The first day S.O. saw the defendant at Hammonasset in the summer of 2008, the defendant did not initiate conversation with or approach her. The second time S.O. saw the defendant, she was lying on her blanket in the sand when he walked by and waved from approximately twenty feet away. After those two incidents, the defendant generally would walk along the part of the beach furthest from the water, but then would walk toward S.O.’s blanket, which was closer to the water, when he saw her. Each time, he would change his direction of walking in order to approach S.O. and S.R. The defendant would then walk within a few feet or inches of the blanket. He walked near the heads of S.O. and S.R., kicked sand, kicked their belongings, made hand motions, turned around quickly and glared at S.O. and S.R.5 When the defendant would turn around and glare, he would maintain visual contact by walking backward for approximately one minute. S.O. never wanted to see or interact with the defendant when she went to Hammonasset.
In one specific instance, while S.O. was in the water and S.R. was on S.O.’s blanket with S.R.’s boyfriend, S.R. spotted the defendant walking fast. When the defendant first saw S.R., he slowed down.

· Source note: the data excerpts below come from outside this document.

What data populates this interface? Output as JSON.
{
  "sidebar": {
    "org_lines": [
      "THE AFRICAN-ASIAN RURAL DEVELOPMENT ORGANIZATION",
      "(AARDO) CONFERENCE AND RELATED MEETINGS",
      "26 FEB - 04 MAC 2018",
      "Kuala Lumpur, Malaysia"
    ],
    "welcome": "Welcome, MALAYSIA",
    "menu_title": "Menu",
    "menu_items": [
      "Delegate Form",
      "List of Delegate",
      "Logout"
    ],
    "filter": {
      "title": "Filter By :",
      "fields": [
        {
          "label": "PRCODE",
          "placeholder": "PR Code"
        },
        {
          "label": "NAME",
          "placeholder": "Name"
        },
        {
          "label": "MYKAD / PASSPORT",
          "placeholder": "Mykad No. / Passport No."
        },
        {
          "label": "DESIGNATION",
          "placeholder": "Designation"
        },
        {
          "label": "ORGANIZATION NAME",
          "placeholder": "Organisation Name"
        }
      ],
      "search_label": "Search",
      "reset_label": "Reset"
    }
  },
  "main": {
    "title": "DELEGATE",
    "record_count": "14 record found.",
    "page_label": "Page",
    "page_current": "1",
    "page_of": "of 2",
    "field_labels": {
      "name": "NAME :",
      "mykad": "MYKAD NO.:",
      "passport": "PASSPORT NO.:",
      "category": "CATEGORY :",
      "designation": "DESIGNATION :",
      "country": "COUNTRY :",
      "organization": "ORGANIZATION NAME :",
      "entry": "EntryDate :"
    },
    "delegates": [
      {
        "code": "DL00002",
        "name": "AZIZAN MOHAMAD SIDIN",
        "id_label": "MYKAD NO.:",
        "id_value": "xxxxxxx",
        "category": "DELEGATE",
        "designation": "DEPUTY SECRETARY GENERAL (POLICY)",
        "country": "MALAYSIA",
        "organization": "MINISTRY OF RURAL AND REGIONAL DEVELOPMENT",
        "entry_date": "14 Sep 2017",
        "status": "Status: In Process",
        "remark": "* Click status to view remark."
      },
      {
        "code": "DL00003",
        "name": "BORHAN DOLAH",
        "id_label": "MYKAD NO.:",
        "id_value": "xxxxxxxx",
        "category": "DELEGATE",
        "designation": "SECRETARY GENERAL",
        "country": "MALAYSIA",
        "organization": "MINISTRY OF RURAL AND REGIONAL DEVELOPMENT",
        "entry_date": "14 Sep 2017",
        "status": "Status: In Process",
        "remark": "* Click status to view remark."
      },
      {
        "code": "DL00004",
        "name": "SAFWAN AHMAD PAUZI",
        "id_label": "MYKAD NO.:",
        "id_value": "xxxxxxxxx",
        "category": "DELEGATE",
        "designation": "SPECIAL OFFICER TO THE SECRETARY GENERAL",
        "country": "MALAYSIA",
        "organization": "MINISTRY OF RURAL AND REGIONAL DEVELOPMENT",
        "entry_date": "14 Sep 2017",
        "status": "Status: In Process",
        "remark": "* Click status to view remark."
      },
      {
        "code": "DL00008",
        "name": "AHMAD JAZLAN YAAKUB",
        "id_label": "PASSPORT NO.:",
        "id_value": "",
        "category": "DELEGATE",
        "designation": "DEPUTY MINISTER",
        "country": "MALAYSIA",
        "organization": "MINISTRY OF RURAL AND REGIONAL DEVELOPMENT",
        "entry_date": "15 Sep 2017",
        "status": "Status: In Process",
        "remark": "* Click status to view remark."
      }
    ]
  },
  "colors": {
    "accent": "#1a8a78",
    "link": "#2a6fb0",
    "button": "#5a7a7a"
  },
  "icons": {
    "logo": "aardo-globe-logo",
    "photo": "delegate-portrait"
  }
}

The defendant then changed his original walking path trajectory in order to approach S.R. on the blanket. The defendant walked right above S.R.’s head and glared at S.O., who remained in the water, as he passed. When S.R. looked at the *557defendant, he stared back and continued to maintain visual contact for at least one minute as he walked backward.
In a very similar instance, S.O. was again in the water while S.R. was lying on S.O.’s blanket, when S.R. spotted the defendant running toward both of them. S.R. told S.O. that the defendant was coming down the beach and S.R. panicked because S.O. was not with her. S.O. told S.R. to relax. The defendant stopped running and began to walk. He walked slower and walked by S.R. The defendant then approached S.R. from the opposite direction and passed her again.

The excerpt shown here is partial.